You mentioned before how holding the guitar made you feel when you first got it. But how does you feel now when you pick one up?

“I feel alive.”

There’s a lot of acoustic guitar on the new record. What was your intention there, as a songwriter, over, say, using more electric?

“Well, I live with my mom and my sister, so I can’t make too much noise all the time. And I just like being able to hear the direct sounds that my fingers are making. Sometimes with an electric guitar run through pedals and stuff, you really don’t know if it’s you or the machine. Or who is making what?

“But I know if I can change the way that I’m holding, the way my fingers are meeting the frets or the strings, there’s an immediate response with the sound that the guitar is producing. 

“So, I like that unfettered connection between my hands and the sound. Yeah, I just wanted to feel more un-fucked-around-with while I was making these songs. Like, I was just in my room writing songs – nothing fancy is going on here!”

If you want to talk about gear, you should talk to my lead guitarist, Mason Hickman. We joke that I’m the Thom Yorke to his Jonny Greenwood

Are there particular guitarists or guitar performances that you’ve studied or felt yourself drawn to over the years?

“Skip James’ work. He’s my primary guidance counselor when it comes to music. I pretty much live in open D minor. And not to compare my level of proficiency to his, because it doesn’t even touch it, but I just love the way his fingers dance. You learn a Skip James song, and once you break that feel into his musicality, you’re like, ‘Holy shit, how did this man’s mind work?’ 

“Learning his music, I immediately was like, ‘I need to know about this man’s life’, because he was trying to tell me something with the way that he was orchestrating songs, his riffs, his rhythms. Yeah, Skip James is definitely my dude.”

Do you have favorite guitars or gear that you use either to play live or to record with these days?

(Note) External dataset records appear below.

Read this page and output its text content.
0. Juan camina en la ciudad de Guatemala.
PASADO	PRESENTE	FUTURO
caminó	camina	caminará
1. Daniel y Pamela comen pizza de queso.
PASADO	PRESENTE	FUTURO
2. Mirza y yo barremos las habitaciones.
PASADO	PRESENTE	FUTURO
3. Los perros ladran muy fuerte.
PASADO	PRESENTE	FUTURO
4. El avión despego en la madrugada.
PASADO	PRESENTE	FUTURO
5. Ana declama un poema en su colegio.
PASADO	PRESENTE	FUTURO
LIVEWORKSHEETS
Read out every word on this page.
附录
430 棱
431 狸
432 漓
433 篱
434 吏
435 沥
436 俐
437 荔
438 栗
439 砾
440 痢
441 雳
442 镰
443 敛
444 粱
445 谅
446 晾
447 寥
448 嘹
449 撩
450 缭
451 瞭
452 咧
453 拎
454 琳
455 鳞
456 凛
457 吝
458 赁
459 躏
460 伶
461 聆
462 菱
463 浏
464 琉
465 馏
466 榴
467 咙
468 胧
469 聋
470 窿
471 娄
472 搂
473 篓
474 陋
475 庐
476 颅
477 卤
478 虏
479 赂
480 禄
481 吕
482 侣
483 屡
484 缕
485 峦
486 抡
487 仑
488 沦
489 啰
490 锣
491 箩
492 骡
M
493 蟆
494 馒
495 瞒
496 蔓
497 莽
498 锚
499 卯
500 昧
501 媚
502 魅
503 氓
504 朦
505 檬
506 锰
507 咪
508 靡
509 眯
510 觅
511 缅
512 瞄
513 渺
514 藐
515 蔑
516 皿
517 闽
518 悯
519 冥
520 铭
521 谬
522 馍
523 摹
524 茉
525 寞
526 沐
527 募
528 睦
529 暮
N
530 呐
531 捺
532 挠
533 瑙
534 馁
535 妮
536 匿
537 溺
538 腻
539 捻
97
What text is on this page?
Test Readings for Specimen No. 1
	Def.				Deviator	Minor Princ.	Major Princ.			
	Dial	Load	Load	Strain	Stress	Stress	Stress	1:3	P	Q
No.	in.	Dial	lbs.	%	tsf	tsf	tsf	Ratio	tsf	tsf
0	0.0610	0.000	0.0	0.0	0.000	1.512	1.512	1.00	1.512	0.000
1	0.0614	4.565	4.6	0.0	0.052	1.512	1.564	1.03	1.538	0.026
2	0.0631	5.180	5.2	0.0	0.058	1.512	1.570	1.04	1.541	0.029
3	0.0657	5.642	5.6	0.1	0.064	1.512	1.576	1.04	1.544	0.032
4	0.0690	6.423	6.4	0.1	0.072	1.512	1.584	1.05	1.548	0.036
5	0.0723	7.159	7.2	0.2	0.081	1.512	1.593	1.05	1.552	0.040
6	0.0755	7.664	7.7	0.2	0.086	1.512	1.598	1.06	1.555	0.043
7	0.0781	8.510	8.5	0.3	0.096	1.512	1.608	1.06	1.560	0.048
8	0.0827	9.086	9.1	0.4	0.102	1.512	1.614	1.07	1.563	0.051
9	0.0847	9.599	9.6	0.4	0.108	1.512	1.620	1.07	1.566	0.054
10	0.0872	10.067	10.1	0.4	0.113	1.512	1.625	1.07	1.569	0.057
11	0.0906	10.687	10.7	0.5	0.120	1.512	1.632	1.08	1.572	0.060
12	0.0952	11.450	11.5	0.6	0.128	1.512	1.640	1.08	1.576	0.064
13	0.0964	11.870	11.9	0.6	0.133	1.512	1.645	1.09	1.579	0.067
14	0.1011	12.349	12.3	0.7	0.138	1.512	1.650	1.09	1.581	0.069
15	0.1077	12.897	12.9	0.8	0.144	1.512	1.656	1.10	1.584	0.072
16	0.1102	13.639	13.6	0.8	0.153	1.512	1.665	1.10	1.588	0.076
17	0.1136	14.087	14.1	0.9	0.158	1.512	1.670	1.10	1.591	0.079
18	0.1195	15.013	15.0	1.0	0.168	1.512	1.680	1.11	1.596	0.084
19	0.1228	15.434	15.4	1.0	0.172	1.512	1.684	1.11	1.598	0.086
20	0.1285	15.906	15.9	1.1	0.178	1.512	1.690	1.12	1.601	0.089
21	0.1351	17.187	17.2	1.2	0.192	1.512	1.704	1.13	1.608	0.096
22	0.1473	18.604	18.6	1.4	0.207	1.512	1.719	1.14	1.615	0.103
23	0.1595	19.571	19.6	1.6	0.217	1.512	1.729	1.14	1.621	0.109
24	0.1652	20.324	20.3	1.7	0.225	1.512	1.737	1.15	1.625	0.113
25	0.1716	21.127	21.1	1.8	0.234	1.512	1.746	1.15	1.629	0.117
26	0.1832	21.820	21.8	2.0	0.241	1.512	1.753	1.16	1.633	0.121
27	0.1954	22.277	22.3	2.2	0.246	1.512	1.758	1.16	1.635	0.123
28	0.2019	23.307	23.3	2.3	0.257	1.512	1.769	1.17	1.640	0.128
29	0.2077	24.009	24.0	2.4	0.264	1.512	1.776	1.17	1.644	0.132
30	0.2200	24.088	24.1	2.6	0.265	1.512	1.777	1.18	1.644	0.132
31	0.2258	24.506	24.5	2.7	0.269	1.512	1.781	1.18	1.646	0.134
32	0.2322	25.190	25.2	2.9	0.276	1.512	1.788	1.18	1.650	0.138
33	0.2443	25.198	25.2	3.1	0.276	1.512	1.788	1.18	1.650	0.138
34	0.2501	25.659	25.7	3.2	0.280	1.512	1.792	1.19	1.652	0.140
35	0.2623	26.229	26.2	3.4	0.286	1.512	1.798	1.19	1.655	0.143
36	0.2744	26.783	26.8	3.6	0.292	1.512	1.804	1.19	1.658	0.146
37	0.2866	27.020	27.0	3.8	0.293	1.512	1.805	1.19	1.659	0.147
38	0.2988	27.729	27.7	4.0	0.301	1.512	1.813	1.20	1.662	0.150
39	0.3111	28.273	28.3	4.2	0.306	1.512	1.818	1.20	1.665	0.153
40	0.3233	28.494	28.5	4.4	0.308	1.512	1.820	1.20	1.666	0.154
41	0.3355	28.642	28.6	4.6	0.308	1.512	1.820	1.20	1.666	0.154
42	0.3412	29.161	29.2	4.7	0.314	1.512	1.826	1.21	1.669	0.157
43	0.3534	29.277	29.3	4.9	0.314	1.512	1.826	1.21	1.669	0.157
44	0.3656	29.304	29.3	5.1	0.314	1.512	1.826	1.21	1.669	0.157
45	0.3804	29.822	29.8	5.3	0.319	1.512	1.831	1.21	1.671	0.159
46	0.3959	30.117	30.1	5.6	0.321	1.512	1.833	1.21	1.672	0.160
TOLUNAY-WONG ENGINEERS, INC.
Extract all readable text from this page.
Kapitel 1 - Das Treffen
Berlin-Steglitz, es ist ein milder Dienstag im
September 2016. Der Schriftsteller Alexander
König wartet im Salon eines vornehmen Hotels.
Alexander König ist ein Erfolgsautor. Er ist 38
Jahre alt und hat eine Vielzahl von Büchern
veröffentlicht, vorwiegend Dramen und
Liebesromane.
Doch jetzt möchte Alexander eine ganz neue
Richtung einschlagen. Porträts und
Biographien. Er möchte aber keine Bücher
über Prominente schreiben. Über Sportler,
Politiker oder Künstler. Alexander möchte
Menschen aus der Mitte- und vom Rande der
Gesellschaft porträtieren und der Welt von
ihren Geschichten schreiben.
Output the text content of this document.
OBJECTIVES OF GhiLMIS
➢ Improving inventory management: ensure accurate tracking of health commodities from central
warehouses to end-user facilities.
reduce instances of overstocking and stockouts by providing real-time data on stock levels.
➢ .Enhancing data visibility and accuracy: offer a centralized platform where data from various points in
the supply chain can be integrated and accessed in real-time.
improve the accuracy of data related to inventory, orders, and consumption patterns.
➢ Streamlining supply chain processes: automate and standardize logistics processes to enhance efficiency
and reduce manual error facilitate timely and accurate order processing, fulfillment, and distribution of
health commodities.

“No, I just got this shitty little Fender Paramount Series that I like. It’s modeled after the kinds of guitars that the cats like Robert Johnson played, [with a] smaller body. I love that. And I’ve got my Gibson SG that I had a Bigsby put on. That’s pretty sweet. 

“But no, I’m not too much of a gearhead. If you want to have that conversation, you should talk to my lead guitarist, Mason Hickman. We joke that I’m the Thom Yorke to his Jonny Greenwood.”

How did you approach the guitar parts as you wrote songs like Whole World Knows or Troubled Mind?

“I don’t know. I just search for the sound on the guitar and I just meditate with it. It’s almost like a really private question, an intimate question. I can’t really put it into words. I just sit with it.”

What do you love most about the guitar?

“It allows me to create worlds where I can go and get away from this fucked-up world.”